Это был действительно первый автоматический космический аппарат. Он нес двенадцать научных приборов, богомоловскую систему телеметрии «Трал» с запоминающим устройством и приемоответчик «Рубин» для контроля орбиты. Это был первый космический аппарат, на котором установили командную радиолинию, разработанную новым для нас смежником НИИ-648. Теперь этот институт называется НИИ точных приборов.

В 1956 году институт возглавил очень энергичный, инициативный радиоинженер Армен Сергеевич Мнацаканян. Под его руководством разрабатывались КРЛ — командные радиолинии — для наших новых космических аппаратов, а позднее для кораблей «Союз» коллектив Мнацаканяна стал разрабатывать радиосистемы поиска и сближения в космосе.

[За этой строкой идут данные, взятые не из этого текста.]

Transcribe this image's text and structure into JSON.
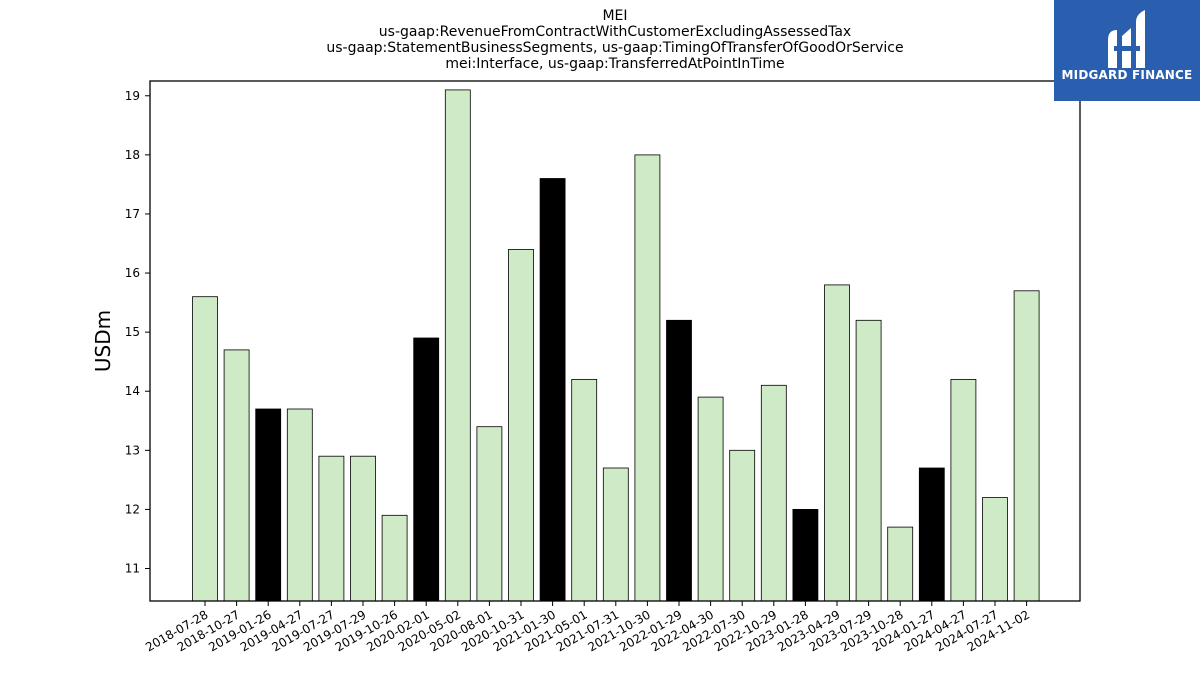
{
  "chart_data": {
    "type": "bar",
    "title": "MEI",
    "subtitle_lines": [
      "us-gaap:RevenueFromContractWithCustomerExcludingAssessedTax",
      "us-gaap:StatementBusinessSegments, us-gaap:TimingOfTransferOfGoodOrService",
      "mei:Interface, us-gaap:TransferredAtPointInTime"
    ],
    "xlabel": "",
    "ylabel": "USDm",
    "ylim": [
      10.45,
      19.25
    ],
    "yticks": [
      11,
      12,
      13,
      14,
      15,
      16,
      17,
      18,
      19
    ],
    "grid": false,
    "categories": [
      "2018-07-28",
      "2018-10-27",
      "2019-01-26",
      "2019-04-27",
      "2019-07-27",
      "2019-07-29",
      "2019-10-26",
      "2020-02-01",
      "2020-05-02",
      "2020-08-01",
      "2020-10-31",
      "2021-01-30",
      "2021-05-01",
      "2021-07-31",
      "2021-10-30",
      "2022-01-29",
      "2022-04-30",
      "2022-07-30",
      "2022-10-29",
      "2023-01-28",
      "2023-04-29",
      "2023-07-29",
      "2023-10-28",
      "2024-01-27",
      "2024-04-27",
      "2024-07-27",
      "2024-11-02"
    ],
    "values": [
      15.6,
      14.7,
      13.7,
      13.7,
      12.9,
      12.9,
      11.9,
      14.9,
      19.1,
      13.4,
      16.4,
      17.6,
      14.2,
      12.7,
      18.0,
      15.2,
      13.9,
      13.0,
      14.1,
      12.0,
      15.8,
      15.2,
      11.7,
      12.7,
      14.2,
      12.2,
      15.7
    ],
    "highlight": [
      false,
      false,
      true,
      false,
      false,
      false,
      false,
      true,
      false,
      false,
      false,
      true,
      false,
      false,
      false,
      true,
      false,
      false,
      false,
      true,
      false,
      false,
      false,
      true,
      false,
      false,
      false
    ],
    "colors": {
      "bar": "#cfeac6",
      "highlight": "#000000",
      "edge": "#000000"
    }
  },
  "logo": {
    "text": "MIDGARD FINANCE",
    "background": "#2a5fb0"
  }
}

Третий спутник был космическим аппаратом, потребовавшим разработки сложной схемы электропитания, программного и командного управления разрозненной научной аппаратурой. Эти разработки были поручены двум молодым инженерам, незадолго до этого направленным в ОКБ-1 по окончании Таганрогского радиотехнического института. Юрий Карпов и Владимир Шевелев были в числе молодых специалистов, оказавшихся у самого начала рождения идей космической электротехники и автоматики. Когда наши работы по космическим системам приобрели большой размах, эти два «самых высоких в ОКБ-1 мужика» стали концентраторами идей и принципов разработки систем управления космическими бортовыми комплексами (СУБК). Третий спутник был для них первой по-настоящему серьезной инженерной задачей. В последующие годы тесное общение с Юрием Карповым и коллективом, который он возглавил, было всегда интересным не только в служебно-инженерном, но и личном, человеческом смысле.

Среди многих инженеров, с которыми мне довелось непосредственно и повседневно работать в последующие десятилетия, Юрий Карпов, Владимир Шевелев, Исаак Сосновик, Владимир Куянцев и сгруппировавшиеся вокруг них схемщики и автоматчики пробуждали особые чувства теплоты, взаимной симпатии и принадлежности к новой общности, по выражению Королева, «заржавленных электриков». На работе и в жизни они придерживались принципа «один за всех и все за одного».

Одним из сенсационных результатов, полученных с помощью научных приборов третьего спутника, было открытие высокой концентрации электронов на больших высотах, за пределами уже известной ионосферы. Сергей Николаевич Вернов, профессор МГУ, автор этих исследований, объяснял это явление вторичной электронной эмиссией — выбиванием электронов из металла спутника при столкновении с частицами высоких энергий — протонами и электронами. Помню его восторженное сообщение по этому поводу на заседании у Келдыша, где отчитывались ученые по результатам научных исследований на третьем спутнике.

Однако американский физик Дж. Ван Аллен два года спустя доказал, что на самом деле то, что замерили приборы третьего спутника, есть не результат вторичной эмиссии, а регистрация первичных частиц ранее неизвестных радиационных поясов Земли. Поэтому американцы эти радиационные пояса назвали «поясами Ван Аллена». В оправдание Вернова надо сказать, что он ошибся по причине отказа на спутнике запоминающего устройства телеметрии. Вернов не имел возможности получить измерения радиационной активности по всему витку. Он получал измерения только в режиме непосредственного приема при пролете спутника над территорией СССР. Ван Аллен сделал свое открытие, пользуясь результатами измерений с американского спутника. Он показал, что существует область в околоземном пространстве, в которой магнитное поле Земли удерживает заряженные частицы (протоны, электроны и?-частицы), обладающие большой кинетической энергией. Эти частицы не покидают околоземное пространство, находясь в так называемой магнитной ловушке.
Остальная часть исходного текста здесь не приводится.